Most of us can relate to the mortification of accidentally sending a pocket text or calling someone’s number unintentionally.
The rise of cellphones and the easy way they fit into pockets, purses, and jackets has led to many embarrassing encounters and is just one of the repercussions of the “always-on” lifestyle of today’s digital age.
However, keeping our phones close by even while sleeping has led to a new kind of pocket dial in the form of sleep texting.
Researchers from Villanova University recently conducted a study and found that sleep texting and sleeping with a phone close by were increasingly common and connected to poor sleep quality in college students.
Sleep texting describes when a person accidentally sends a text or picks up the phone while sleeping or drifting on to sleep with no memory of sending the text the next morning.

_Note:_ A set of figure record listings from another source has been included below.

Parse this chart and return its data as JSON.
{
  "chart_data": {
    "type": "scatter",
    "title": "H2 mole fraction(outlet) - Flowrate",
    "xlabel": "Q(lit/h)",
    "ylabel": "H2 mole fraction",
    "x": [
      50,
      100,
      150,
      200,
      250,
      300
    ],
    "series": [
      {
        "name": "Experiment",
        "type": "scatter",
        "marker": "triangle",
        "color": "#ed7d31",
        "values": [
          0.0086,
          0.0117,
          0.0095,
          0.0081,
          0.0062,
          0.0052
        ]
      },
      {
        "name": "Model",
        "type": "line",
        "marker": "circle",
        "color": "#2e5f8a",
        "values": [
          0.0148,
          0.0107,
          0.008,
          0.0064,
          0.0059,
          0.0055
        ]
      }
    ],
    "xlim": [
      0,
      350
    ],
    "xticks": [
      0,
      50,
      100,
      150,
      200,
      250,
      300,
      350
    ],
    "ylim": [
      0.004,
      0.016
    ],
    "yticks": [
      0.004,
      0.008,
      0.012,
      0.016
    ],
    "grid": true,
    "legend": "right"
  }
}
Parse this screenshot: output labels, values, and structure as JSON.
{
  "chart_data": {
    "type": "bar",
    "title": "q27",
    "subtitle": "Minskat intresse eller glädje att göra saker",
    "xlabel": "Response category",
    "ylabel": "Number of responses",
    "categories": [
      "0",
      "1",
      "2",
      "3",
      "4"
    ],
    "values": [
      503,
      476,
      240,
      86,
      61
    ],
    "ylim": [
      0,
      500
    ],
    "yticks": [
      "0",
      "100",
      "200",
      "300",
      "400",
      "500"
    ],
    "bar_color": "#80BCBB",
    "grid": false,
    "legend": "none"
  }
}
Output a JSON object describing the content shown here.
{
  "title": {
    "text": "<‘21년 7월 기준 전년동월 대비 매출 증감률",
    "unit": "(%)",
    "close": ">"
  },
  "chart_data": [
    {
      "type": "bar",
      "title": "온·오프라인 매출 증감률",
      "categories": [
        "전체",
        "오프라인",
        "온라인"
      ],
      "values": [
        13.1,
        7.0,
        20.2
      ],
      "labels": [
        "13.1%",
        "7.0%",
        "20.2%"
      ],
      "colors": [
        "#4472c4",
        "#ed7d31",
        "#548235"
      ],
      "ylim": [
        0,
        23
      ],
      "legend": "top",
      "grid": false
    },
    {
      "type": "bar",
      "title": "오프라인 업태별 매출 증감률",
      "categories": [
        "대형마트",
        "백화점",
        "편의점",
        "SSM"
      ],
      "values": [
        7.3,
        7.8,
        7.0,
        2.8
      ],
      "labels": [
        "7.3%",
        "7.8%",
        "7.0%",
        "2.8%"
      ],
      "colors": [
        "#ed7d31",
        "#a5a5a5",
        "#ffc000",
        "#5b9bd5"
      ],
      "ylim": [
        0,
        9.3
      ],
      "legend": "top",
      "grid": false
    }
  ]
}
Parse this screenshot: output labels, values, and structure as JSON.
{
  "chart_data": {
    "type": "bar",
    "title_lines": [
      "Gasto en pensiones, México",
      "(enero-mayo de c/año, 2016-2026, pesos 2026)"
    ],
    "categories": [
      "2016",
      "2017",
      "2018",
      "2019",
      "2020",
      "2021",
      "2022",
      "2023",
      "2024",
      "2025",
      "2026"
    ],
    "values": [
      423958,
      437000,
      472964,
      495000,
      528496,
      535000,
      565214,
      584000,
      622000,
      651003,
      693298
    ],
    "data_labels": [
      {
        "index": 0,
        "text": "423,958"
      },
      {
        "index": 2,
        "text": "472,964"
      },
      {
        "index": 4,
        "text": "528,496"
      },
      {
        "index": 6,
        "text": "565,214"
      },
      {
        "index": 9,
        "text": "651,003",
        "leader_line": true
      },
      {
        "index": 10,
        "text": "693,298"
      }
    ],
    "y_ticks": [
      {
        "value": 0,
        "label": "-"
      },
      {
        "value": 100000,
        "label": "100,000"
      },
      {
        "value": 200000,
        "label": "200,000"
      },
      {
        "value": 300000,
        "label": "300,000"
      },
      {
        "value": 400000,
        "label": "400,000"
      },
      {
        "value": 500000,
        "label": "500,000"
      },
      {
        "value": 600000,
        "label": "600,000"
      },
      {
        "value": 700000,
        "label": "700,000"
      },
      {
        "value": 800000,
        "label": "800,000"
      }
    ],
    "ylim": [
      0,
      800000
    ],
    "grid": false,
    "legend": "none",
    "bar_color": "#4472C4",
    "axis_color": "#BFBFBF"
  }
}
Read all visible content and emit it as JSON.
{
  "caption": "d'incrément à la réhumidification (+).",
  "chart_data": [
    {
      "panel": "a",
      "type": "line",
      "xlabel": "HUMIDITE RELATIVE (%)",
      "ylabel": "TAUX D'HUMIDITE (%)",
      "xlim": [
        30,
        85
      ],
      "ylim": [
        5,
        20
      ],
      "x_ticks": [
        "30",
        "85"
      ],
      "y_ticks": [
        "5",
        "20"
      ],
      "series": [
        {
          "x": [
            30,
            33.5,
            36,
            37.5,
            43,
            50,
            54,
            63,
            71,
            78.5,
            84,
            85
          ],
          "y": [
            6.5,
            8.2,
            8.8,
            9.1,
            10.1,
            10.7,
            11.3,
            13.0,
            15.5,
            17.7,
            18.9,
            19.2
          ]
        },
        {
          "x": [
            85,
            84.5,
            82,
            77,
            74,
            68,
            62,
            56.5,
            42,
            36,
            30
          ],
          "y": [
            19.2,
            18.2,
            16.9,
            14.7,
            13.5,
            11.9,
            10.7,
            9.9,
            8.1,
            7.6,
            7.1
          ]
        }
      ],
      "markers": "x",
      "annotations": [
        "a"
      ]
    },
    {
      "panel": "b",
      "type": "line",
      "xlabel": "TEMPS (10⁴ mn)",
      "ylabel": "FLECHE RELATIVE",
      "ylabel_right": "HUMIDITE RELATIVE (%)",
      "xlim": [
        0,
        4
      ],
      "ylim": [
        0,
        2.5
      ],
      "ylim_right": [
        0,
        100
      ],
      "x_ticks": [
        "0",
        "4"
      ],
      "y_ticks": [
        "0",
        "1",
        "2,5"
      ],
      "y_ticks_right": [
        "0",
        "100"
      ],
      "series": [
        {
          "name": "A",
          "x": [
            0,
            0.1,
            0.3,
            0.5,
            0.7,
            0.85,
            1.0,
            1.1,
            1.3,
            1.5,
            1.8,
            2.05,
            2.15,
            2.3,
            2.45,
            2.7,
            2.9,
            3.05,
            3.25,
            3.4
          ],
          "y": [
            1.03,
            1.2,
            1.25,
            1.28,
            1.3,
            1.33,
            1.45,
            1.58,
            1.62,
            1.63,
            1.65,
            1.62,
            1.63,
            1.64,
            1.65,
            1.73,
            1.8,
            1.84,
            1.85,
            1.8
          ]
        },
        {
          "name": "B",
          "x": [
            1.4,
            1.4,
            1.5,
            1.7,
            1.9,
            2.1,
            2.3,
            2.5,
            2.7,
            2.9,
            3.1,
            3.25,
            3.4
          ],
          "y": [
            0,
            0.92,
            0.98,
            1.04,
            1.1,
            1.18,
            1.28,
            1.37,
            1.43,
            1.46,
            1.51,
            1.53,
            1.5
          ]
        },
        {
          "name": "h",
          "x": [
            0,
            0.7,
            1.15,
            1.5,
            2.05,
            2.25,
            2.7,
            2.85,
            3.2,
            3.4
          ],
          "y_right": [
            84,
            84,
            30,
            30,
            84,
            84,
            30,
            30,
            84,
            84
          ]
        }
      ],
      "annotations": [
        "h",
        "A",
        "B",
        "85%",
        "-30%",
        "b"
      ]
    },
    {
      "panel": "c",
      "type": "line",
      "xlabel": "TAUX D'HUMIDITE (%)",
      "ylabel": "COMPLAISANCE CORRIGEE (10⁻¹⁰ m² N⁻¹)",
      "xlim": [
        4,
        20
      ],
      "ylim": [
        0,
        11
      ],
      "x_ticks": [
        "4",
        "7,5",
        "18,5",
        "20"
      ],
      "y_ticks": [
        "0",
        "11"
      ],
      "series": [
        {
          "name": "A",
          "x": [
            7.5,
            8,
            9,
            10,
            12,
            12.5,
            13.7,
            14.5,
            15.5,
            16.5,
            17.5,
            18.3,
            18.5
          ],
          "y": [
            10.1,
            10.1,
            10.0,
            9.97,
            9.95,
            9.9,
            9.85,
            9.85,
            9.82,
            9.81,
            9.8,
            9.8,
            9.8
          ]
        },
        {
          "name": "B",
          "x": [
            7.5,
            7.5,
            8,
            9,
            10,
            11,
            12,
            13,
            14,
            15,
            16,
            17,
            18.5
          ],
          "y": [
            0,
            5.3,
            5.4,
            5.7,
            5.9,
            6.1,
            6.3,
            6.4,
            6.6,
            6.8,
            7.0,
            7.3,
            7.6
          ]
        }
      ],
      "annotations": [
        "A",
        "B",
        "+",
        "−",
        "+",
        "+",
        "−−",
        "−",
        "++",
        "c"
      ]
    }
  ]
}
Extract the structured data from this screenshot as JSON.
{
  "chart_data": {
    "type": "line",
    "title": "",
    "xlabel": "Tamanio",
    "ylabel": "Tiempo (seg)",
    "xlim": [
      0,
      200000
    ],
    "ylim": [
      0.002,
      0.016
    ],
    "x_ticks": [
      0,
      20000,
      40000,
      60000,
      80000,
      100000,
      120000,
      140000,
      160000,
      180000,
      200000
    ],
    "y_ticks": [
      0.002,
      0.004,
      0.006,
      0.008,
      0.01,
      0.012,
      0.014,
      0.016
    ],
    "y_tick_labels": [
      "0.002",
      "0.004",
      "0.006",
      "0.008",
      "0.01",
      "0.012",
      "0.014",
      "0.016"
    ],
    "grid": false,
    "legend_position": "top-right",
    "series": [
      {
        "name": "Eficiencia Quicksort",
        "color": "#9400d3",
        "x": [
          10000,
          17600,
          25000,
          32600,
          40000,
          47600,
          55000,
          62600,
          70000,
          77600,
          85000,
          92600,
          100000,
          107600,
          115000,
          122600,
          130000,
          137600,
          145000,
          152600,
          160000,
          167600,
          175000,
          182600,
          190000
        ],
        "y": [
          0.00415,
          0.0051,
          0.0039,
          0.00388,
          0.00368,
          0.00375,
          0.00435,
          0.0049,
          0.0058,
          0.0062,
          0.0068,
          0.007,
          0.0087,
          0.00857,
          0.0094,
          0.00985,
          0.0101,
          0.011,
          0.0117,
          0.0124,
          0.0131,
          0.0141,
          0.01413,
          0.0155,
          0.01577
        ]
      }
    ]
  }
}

Just after falling asleep before a person sinks into a state of deep sleep, they may unconsciously and instinctively reach for their phone if they hear it ring and go on to respond with incoherent gibberish.
“Sleep texting occurs when an individual responds to or sends a text message electronically while in a sleep state,” the researchers said. “This action can occur once or multiple times during the sleep cycle, adversely affecting the quality and the duration of the individual’s sleep.”
For this study, the researchers asked 372 college students from two universities about their sleeping habits and if they slept with their phone close by.
The researchers also recorded cell phone use while the student participants slept and sleep quality throughout the night.
A quarter of the participants admitted to sleep texting and said they didn’t get sufficient sleep.
The majority of participants who did report sleep texting said they did not remember doing it or what they texted.
“The lack of memory is not surprising as sleep research has found that people awakened after sleeping more than a few minutes are usually unable to recall the last few minutes before they fall asleep,” said Elizabeth Dowdell, the lead author of the study.
College students tend to get less sleep than other age groups which is why the increase in sleep texting is concerning.
The study adds to growing research on the impacts of smartphone addiction, which is especially common among younger generations.